I attended a rather unusual concert today. One of the pieces involved a piano, violin, cello, and a narrator who spoke about the adventures of Sinbad the Sailor. “Venture forth!” was a phrase he used and it struck me as perfect, since I’ve been thinking lately not only of stepping outside my own “comfort zone,” but also about how parents (myself included) should encourage their children to try new things.
Actually, the concert itself was a stretch for me because I usually choose dependable geniuses like Mozart or Bach. But today the composers were contemporary artists (and you never know whether such folks will be brilliant or intolerably tedious). But while dissonant, modern tones usually make me flinch, I thoroughly enjoyed the music today.
I also stepped outside my “zone” this week by attending an all-day meditation workshop. A few years ago the mere thought of remaining still for the length of an MRI was enough to send me racing to my doctor for anxiety meds, but this weekend I somehow managed to engage in a six-hour (with breaks) meditation. I also recently attended a highly unusual event where hundreds of people gathered to be physically and/or spiritually “healed.” This--like the atonal concert and the meditation sit-a-thon—was another instance in which I stretched beyond my usual, self-imposed limit. In the past, a huge crowd of people dressed in white (unless at, say, Beyonce’s wedding) would make me quake with fear. But I now know that I can be in a place, observe, and react in a way of my own choosing. Besides, I always have the option to leave.
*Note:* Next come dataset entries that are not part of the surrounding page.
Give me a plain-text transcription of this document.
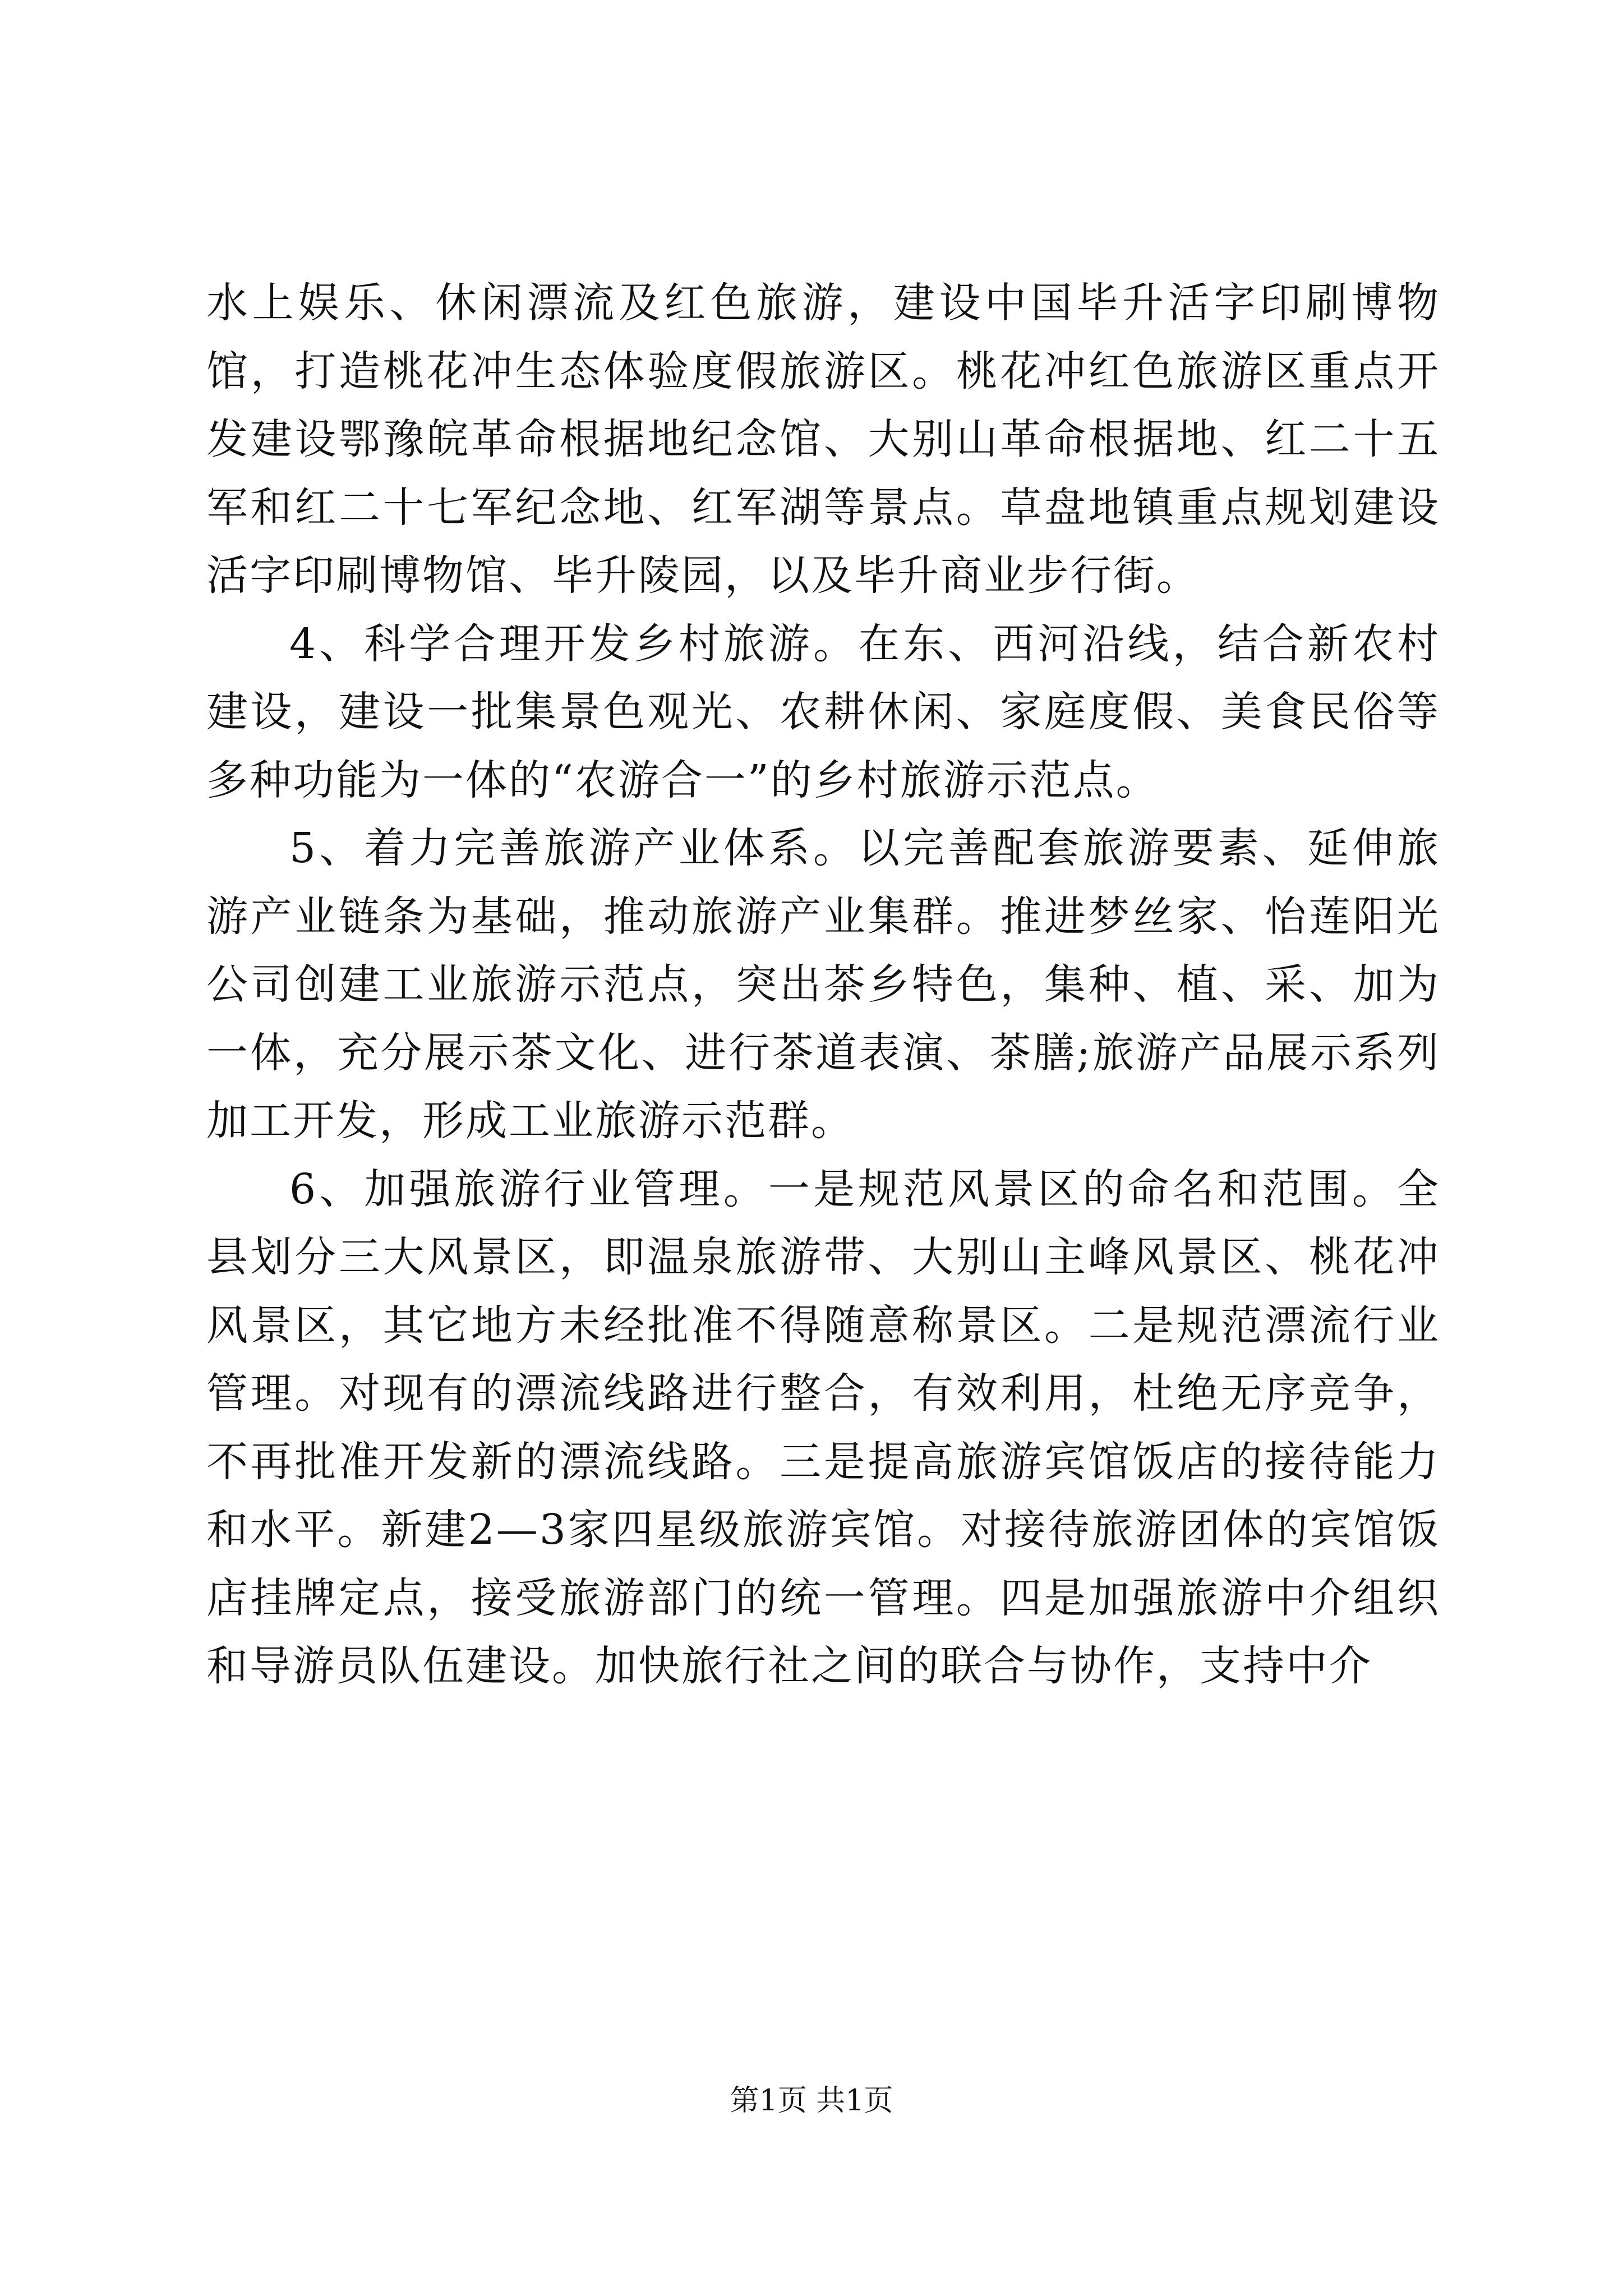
水上娱乐、休闲漂流及红色旅游，建设中国毕升活字印刷博物馆，打造桃花冲生态体验度假旅游区。桃花冲红色旅游区重点开发建设鄂豫皖革命根据地纪念馆、大别山革命根据地、红二十五军和红二十七军纪念地、红军湖等景点。草盘地镇重点规划建设活字印刷博物馆、毕升陵园，以及毕升商业步行街。

4、科学合理开发乡村旅游。在东、西河沿线，结合新农村建设，建设一批集景色观光、农耕休闲、家庭度假、美食民俗等多种功能为一体的“农游合一”的乡村旅游示范点。

5、着力完善旅游产业体系。以完善配套旅游要素、延伸旅游产业链条为基础，推动旅游产业集群。推进梦丝家、怡莲阳光公司创建工业旅游示范点，突出茶乡特色，集种、植、采、加为一体，充分展示茶文化、进行茶道表演、茶膳;旅游产品展示系列加工开发，形成工业旅游示范群。

6、加强旅游行业管理。一是规范风景区的命名和范围。全县划分三大风景区，即温泉旅游带、大别山主峰风景区、桃花冲风景区，其它地方未经批准不得随意称景区。二是规范漂流行业管理。对现有的漂流线路进行整合，有效利用，杜绝无序竞争，不再批准开发新的漂流线路。三是提高旅游宾馆饭店的接待能力和水平。新建2—3家四星级旅游宾馆。对接待旅游团体的宾馆饭店挂牌定点，接受旅游部门的统一管理。四是加强旅游中介组织和导游员队伍建设。加快旅行社之间的联合与协作，支持中介

第1页 共1页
Now, I’m not telling you this because I want to brag. Nor will you find me parachuting out of airplanes or bungi-jumping off cliffs any time soon. Stepping outside one’s comfort zone, after all, is relative. For me it might be a magnificent feat to eat a raw clam. For you-- a raw clam aficionado--stepping outside of your comfort zone might mean nabbing a spot on the next space shuttle.
It’s easy to get in a rut or hang onto our habits—picking the same local diner for lunch, or wearing the same black sandals. But just as we want our children to experience new things—to try the asparagus, go out for fencing, or give writing poetry a shot---we need to keep the door to adventure open in our own lives.
So venture forth! I’ll be right behind you.